About 20 countries, including Russia, have agreed to forgive 80 percent of Iraq's foreign debt. Russia signed on to the international agreement Sunday, even though it is owed billions of dollars in debt wracked up by former dictator Saddam Hussein. Even so, political and economic experts in Iraq are debating the significance of the agreement.
Making the decision to forgive about $31 billion worth of debt will enable Iraq to use its oil revenues to rebuild the country, rather than being forced to pay off former leader Saddam Hussein's creditors.
Even so, political and economic experts in Iraq are at odds as to whether the move will help bring greater stability to the country, where insurgents wage daily attacks throughout Iraq.
At Baghdad University, political science professor Jabbar Abdel Abdullah says Iraq needs a political solution to rein in the insurgency, not an economic one.
"We need a conference, a political conference, not an economic conference. I think that Germany removing the debt from Iraq by 80 percent, it does not benefit Iraq. It is a benefit to the United States to show their [Germany] readiness to cooperate with the United States, to show the readiness of France to cooperate with the United States," he said. "But, it is not a benefit to me as an Iraqi citizen. I need their support to us in a political aspect, not an economic aspect."
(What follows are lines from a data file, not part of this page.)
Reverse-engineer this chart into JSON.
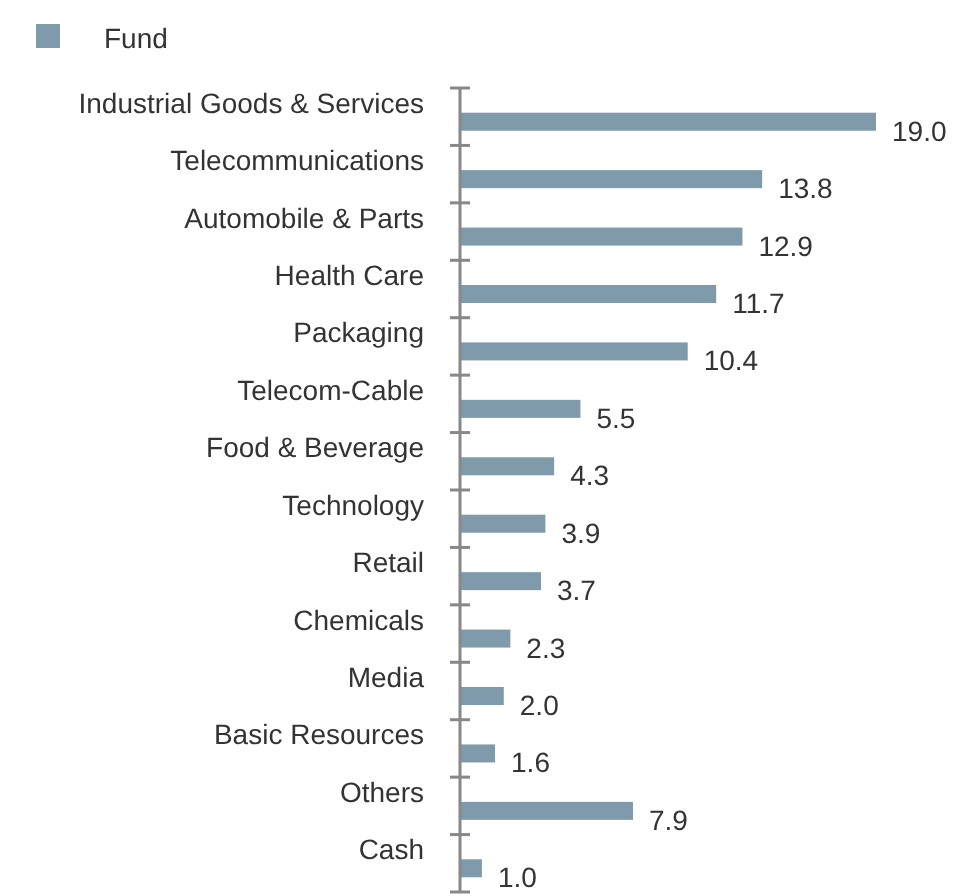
{
  "chart_data": {
    "type": "bar",
    "orientation": "horizontal",
    "categories": [
      "Industrial Goods & Services",
      "Telecommunications",
      "Automobile & Parts",
      "Health Care",
      "Packaging",
      "Telecom-Cable",
      "Food & Beverage",
      "Technology",
      "Retail",
      "Chemicals",
      "Media",
      "Basic Resources",
      "Others",
      "Cash"
    ],
    "series": [
      {
        "name": "Fund",
        "color": "#7f9aab",
        "values": [
          19.0,
          13.8,
          12.9,
          11.7,
          10.4,
          5.5,
          4.3,
          3.9,
          3.7,
          2.3,
          2.0,
          1.6,
          7.9,
          1.0
        ],
        "value_labels": [
          "19.0",
          "13.8",
          "12.9",
          "11.7",
          "10.4",
          "5.5",
          "4.3",
          "3.9",
          "3.7",
          "2.3",
          "2.0",
          "1.6",
          "7.9",
          "1.0"
        ]
      }
    ],
    "xlim": [
      0,
      19
    ],
    "legend": "top left"
  }
}
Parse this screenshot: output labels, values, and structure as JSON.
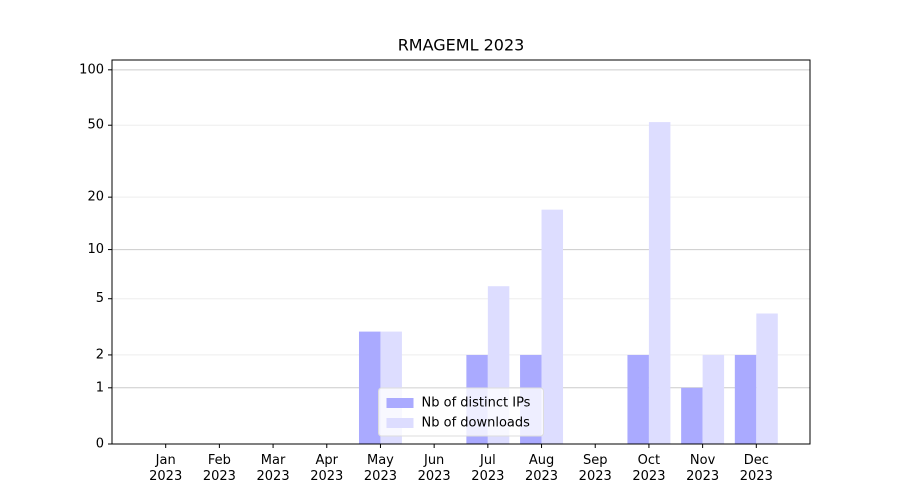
{
  "chart_data": {
    "type": "bar",
    "title": "RMAGEML 2023",
    "categories": [
      "Jan\n2023",
      "Feb\n2023",
      "Mar\n2023",
      "Apr\n2023",
      "May\n2023",
      "Jun\n2023",
      "Jul\n2023",
      "Aug\n2023",
      "Sep\n2023",
      "Oct\n2023",
      "Nov\n2023",
      "Dec\n2023"
    ],
    "series": [
      {
        "name": "Nb of distinct IPs",
        "color": "#aaaaff",
        "values": [
          0,
          0,
          0,
          0,
          3,
          0,
          2,
          2,
          0,
          2,
          1,
          2
        ]
      },
      {
        "name": "Nb of downloads",
        "color": "#ddddff",
        "values": [
          0,
          0,
          0,
          0,
          3,
          0,
          6,
          17,
          0,
          52,
          2,
          4
        ]
      }
    ],
    "y_scale": "log1p",
    "ylim": [
      0,
      113
    ],
    "yticks": [
      0,
      1,
      2,
      5,
      10,
      20,
      50,
      100
    ],
    "grid": true,
    "legend": "lower center"
  }
}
But, economic expert at Baghdad's Economic Administration Institute, Omar Arafat, disagrees. Without economic freedom, he says, there will never be stability in Iraq.
"The chaos, and I think the security issue, is not the first issue," he commented. "I think the economic issue is the first, and then the security. Poverty makes you think, lets say, not in a good way. Always, if you have someone without a job, without money, it is hard to pay for the schools, for his children, he'll go the other way, the way of violence. I think the economic issue is the first issue. They have to resolve it."
According to professor Arafat, relieving Iraq's debt was, as he put it, an enormous first step in laying a solid foundation for Iraq's future.
Relieving Iraq's debt, among other things, will also enable Iraq to seek loans from other countries. And, according to professor Oman Thobic at the Economics Administration Institute, the loans will be key in securing the country's future.
Professor Thobic says the loans are needed because oil revenues won't be enough to rebuild what he called a completely destroyed infrastructure in Iraq. He says such loans are badly needed, in order to put the country back on sound economic footing.
More progress toward chiseling down Iraq's debt is expected Tuesday at an international summit being held in Sharm el Sheik, Egypt. Countries taking part in the two-day conference will discuss Iraq's future, and are expected to approve a statement supporting Iraq's interim government, as well as the scheduled January 30 national elections in Iraq.